On Wednesday Police Minister Bheki Cele acknowledged that 50 case reports were filed and 15 arrests were made after "unforeseen circumstances" resulted in a lack of police after the festival. A "total collapse" of traffic management scattered festival-goers across the streets of Johannesburg in search of Ubers and taxis. Dozens of people who flocked to a garage near the stadium reported being mugged at gun- and knife-point. Many shared their fear and outrage on Twitter.
One user posted in real time as their group was ostensibly waiting for a ride at the garage and fearing for their safety. The user referred to "tsotsis," roughly South African slang for "thugs," mugging and taunting the attendees.
With 58 heads of state attending the event, the police reportedly congregated close to the stadium but left the area immediately after the concert ended, which is against standard protocol. While Johannesburg is not as notorious for crime as it was during the shameful era of apartheid, law and order are still struggling to find ground in a country where 14 million South Africans live in extreme poverty, surviving on less than $1.25 a day. As of September 2018, nearly one-third of South Africans are unemployed, with low economic growth having economists concerned for the country's future.
At one point in the evening, Trevor Noah commented, "Today, we demand that our world leaders do more, and we must do it now. Because if we fail to act, all the signs indicate that extreme poverty will not be solved by 2030 and, in many places, it will get worse."
CCTV footage of disturbances at Sasol garage, JohannesburgThe South African
Throughout the night, spokespeople for corporations graced the stage to announce their donations. President of South Africa Cyril Ramaphosa addressed the crowd, "Today, by your mere presence here, you have declared that poverty is a stain on the conscience of humanity, and we must all work together to end poverty." However, critics have noted that no other representatives of the South African government were in attendance to reaffirm commitments to reform the country's internal instability.

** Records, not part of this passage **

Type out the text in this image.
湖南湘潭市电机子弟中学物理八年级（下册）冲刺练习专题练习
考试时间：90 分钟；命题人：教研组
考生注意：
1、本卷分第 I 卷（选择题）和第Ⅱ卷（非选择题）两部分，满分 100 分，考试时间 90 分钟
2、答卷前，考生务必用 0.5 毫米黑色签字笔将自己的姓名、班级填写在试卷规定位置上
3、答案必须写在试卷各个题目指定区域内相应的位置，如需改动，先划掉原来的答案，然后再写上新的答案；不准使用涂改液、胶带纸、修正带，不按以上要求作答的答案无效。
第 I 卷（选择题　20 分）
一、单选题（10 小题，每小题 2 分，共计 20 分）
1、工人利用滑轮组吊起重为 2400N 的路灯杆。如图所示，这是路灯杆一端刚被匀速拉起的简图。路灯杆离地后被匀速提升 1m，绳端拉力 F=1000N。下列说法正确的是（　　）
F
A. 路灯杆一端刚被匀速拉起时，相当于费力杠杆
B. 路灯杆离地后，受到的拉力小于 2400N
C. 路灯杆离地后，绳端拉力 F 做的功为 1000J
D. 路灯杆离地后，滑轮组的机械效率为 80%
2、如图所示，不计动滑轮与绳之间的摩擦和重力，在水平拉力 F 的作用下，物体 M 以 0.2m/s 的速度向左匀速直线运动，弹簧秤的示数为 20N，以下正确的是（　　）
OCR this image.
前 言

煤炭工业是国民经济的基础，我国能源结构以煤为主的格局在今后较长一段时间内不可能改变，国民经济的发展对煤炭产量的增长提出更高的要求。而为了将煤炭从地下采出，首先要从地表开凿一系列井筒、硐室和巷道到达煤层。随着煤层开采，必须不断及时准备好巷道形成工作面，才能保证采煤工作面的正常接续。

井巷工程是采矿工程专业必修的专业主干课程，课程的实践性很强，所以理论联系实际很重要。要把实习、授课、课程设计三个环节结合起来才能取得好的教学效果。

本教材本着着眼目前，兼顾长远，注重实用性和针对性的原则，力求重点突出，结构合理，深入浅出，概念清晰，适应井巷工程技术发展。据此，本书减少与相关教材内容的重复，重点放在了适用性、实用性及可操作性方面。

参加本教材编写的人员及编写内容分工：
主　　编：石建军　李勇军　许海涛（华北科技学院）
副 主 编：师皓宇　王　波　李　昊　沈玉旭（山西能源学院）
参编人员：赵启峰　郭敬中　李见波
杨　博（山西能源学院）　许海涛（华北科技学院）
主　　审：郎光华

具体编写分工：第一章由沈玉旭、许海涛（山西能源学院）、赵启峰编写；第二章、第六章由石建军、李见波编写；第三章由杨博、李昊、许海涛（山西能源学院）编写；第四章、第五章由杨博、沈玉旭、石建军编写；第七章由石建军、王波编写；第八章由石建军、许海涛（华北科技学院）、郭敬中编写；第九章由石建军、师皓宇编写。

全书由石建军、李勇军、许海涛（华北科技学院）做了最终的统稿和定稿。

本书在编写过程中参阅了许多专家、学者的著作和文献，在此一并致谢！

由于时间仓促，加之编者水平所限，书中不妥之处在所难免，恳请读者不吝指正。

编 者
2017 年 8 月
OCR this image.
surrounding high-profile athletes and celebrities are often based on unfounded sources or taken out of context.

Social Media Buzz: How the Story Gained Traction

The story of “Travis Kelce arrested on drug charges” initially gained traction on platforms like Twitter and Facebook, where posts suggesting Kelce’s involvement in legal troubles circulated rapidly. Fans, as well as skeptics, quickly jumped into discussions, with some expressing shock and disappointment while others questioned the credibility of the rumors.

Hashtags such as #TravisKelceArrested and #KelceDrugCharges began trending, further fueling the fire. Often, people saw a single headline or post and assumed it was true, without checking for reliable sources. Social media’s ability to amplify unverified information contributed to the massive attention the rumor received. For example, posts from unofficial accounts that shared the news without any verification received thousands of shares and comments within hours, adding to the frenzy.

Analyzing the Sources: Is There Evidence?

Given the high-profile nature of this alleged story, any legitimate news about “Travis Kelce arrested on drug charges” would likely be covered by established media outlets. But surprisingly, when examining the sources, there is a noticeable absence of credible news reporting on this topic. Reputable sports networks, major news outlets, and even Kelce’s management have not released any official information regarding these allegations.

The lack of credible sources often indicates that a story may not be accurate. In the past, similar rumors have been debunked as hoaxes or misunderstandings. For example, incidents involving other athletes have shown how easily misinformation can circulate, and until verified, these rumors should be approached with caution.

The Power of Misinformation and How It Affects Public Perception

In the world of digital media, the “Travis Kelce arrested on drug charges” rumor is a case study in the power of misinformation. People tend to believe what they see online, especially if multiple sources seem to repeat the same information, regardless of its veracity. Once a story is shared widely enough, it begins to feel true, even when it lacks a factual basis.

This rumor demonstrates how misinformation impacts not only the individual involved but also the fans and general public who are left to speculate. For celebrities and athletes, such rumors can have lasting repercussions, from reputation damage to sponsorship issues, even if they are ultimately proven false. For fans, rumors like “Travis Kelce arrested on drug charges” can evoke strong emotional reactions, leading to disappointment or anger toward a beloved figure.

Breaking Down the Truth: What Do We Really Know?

Nonetheless, by the end of the festival, major conglomerates and allied African governments pledged billions of dollars to reform South Africa's education system, fund land reform and women-owned businesses, and combat gender-based violence and HIV rates. But as the South African newspaper Daily Maverick points out:
"Even if all the money goes to the causes for which it is intended…it is still a stark indictment of South African governance that the fulfilling of its citizens' most basic needs should be effectively outsourced to foreign governments and transnational mega-corporations—the latter not known for condition-free benevolence—24 years after democracy."